When data is collected and analyzed we all like to believe that the data is distributed normally which means that there is a particular pattern to the data, however this is not the case in many situations and it is not the end of the world. Non-normal distributions are common and happen much more than some may think. When focusing on data that is normally distributed we immediately gravitate towards methodical tools dealing with statistics such as t-tests, control charts, and the analysis of variance. We look to these graphs and measurements to help us understand our data in a clearer manner. We are often looking for that beautifully shaped bell curve (or something very close to it) that we have all grown to know and love. None the less, if a specific chart or data method is not utilized, normal distribution does not really matter, it only becomes an essential tool requiring normal distribution if statistics are being analyzed. If data is being used in a statistical manner, normal distribution is strongly preferred.

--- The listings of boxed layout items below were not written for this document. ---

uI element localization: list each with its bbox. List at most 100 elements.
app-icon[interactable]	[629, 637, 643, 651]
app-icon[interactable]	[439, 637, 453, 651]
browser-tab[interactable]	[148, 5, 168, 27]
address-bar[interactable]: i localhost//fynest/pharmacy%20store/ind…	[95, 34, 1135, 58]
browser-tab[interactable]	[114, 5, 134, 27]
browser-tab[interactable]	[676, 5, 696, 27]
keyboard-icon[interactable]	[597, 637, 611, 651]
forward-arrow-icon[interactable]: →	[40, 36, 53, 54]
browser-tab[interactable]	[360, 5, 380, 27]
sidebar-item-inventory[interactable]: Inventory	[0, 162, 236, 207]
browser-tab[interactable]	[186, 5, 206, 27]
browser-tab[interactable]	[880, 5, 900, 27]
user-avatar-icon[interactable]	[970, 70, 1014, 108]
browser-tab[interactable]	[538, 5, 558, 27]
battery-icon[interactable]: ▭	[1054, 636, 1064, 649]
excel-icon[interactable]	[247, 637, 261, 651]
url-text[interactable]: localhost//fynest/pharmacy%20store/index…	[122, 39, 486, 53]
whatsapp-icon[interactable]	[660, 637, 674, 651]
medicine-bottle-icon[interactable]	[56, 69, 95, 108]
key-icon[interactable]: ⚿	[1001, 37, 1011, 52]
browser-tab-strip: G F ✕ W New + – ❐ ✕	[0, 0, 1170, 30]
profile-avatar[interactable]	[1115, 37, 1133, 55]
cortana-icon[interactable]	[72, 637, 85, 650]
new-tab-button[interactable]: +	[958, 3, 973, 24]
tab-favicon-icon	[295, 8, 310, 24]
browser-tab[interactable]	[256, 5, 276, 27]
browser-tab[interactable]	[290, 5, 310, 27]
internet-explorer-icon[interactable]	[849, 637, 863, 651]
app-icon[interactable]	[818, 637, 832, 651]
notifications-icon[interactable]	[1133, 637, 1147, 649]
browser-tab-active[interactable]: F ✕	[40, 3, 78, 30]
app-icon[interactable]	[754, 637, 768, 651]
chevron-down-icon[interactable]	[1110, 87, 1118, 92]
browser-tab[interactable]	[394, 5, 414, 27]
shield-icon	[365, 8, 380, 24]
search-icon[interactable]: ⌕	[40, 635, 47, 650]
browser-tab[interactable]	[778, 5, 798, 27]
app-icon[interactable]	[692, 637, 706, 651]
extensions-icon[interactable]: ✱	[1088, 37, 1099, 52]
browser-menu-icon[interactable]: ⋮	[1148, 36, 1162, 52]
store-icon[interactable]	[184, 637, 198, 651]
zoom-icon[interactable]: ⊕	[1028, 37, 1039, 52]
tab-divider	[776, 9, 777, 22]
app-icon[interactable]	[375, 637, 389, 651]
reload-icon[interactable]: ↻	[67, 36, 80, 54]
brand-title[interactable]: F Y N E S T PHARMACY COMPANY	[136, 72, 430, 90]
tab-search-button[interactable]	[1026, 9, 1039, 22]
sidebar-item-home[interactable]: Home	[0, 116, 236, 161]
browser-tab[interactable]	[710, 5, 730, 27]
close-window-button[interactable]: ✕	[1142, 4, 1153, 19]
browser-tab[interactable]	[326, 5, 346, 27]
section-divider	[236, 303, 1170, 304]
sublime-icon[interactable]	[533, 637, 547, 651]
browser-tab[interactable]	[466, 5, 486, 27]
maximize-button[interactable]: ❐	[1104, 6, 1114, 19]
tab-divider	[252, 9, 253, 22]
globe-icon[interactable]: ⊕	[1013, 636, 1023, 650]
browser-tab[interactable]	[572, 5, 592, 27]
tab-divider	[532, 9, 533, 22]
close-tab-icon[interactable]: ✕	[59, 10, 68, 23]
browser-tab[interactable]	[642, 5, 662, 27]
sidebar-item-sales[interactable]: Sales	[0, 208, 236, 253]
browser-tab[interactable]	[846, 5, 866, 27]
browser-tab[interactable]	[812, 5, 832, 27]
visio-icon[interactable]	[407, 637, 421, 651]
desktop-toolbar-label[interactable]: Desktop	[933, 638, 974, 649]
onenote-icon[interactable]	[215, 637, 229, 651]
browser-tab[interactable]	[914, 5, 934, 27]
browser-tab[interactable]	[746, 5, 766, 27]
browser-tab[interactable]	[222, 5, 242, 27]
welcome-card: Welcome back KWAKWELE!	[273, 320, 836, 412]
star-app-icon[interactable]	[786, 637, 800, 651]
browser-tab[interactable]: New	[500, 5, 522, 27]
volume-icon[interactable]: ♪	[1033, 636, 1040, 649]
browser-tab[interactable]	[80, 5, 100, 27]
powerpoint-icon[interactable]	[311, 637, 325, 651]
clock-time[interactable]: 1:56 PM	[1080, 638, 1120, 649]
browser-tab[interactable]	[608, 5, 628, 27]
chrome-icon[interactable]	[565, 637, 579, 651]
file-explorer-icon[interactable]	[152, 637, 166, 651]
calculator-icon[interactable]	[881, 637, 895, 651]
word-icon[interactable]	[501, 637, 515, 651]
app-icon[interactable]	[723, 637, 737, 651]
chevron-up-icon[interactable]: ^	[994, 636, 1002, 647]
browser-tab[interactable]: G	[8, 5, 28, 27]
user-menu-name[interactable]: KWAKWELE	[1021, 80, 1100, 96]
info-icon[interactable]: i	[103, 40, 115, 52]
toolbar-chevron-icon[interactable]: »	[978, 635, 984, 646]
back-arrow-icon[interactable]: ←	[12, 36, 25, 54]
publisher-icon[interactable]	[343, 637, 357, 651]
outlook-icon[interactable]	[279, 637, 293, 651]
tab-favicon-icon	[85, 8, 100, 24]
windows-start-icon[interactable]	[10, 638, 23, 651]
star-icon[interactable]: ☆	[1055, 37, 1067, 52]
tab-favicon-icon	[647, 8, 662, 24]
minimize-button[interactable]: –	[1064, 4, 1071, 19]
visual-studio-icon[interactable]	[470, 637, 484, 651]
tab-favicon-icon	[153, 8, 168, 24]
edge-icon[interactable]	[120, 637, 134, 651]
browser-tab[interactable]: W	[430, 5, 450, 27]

Real Life Situation of Non-Normal Distribution
A real life example of where non-normal distribution might come into place could involve a school setting. Say that a school gets an award for having one of the best science programs around. The school becomes widely recognized as the place to send your children to for an excellent scientific education. However, only a few of the teachers at the school are actually good science teachers exploring the unknown and challenging the students while the rest of the teachers just follow the teachers manual, teach straight from the book and essentially do nothing out of the ordinary that would recognize them as being the best. However, since some of the students tested performed so well and so vigorously on specific science tests, it substantially raised the mean for the whole school, thus making it look as though all students were preforming at an accelerated level when it fact it was really just a few who brought up the whole mean due to their scores. The school and teachers are still rewarded even though it was just a few students who did truly excel beyond the gates of the normal science standards. Non-normal distribution is more common than some may think.
What are the Reasons for Non-Normal Distributions?
There are quite a few different reasons why non-normal distributions many occur. One of the main reasons involves extreme values. Logically, a few extreme values can really offset data, in order to fix this scenario the data must be checked and should be evaluated for things like data-entry errors and measurement errors. If errors are found, those pieces of data should be removed. Another cause of non-normal distribution could include insufficient data discrimination; this means that there are an insufficient number of different values. This is something that can be rectified by either collecting additional data or by implementing more accurate data measurement systems. Furthermore, other contributing factors could include values too close to zero, an overlap of two or more different processes or an ineffective sort of data among other items.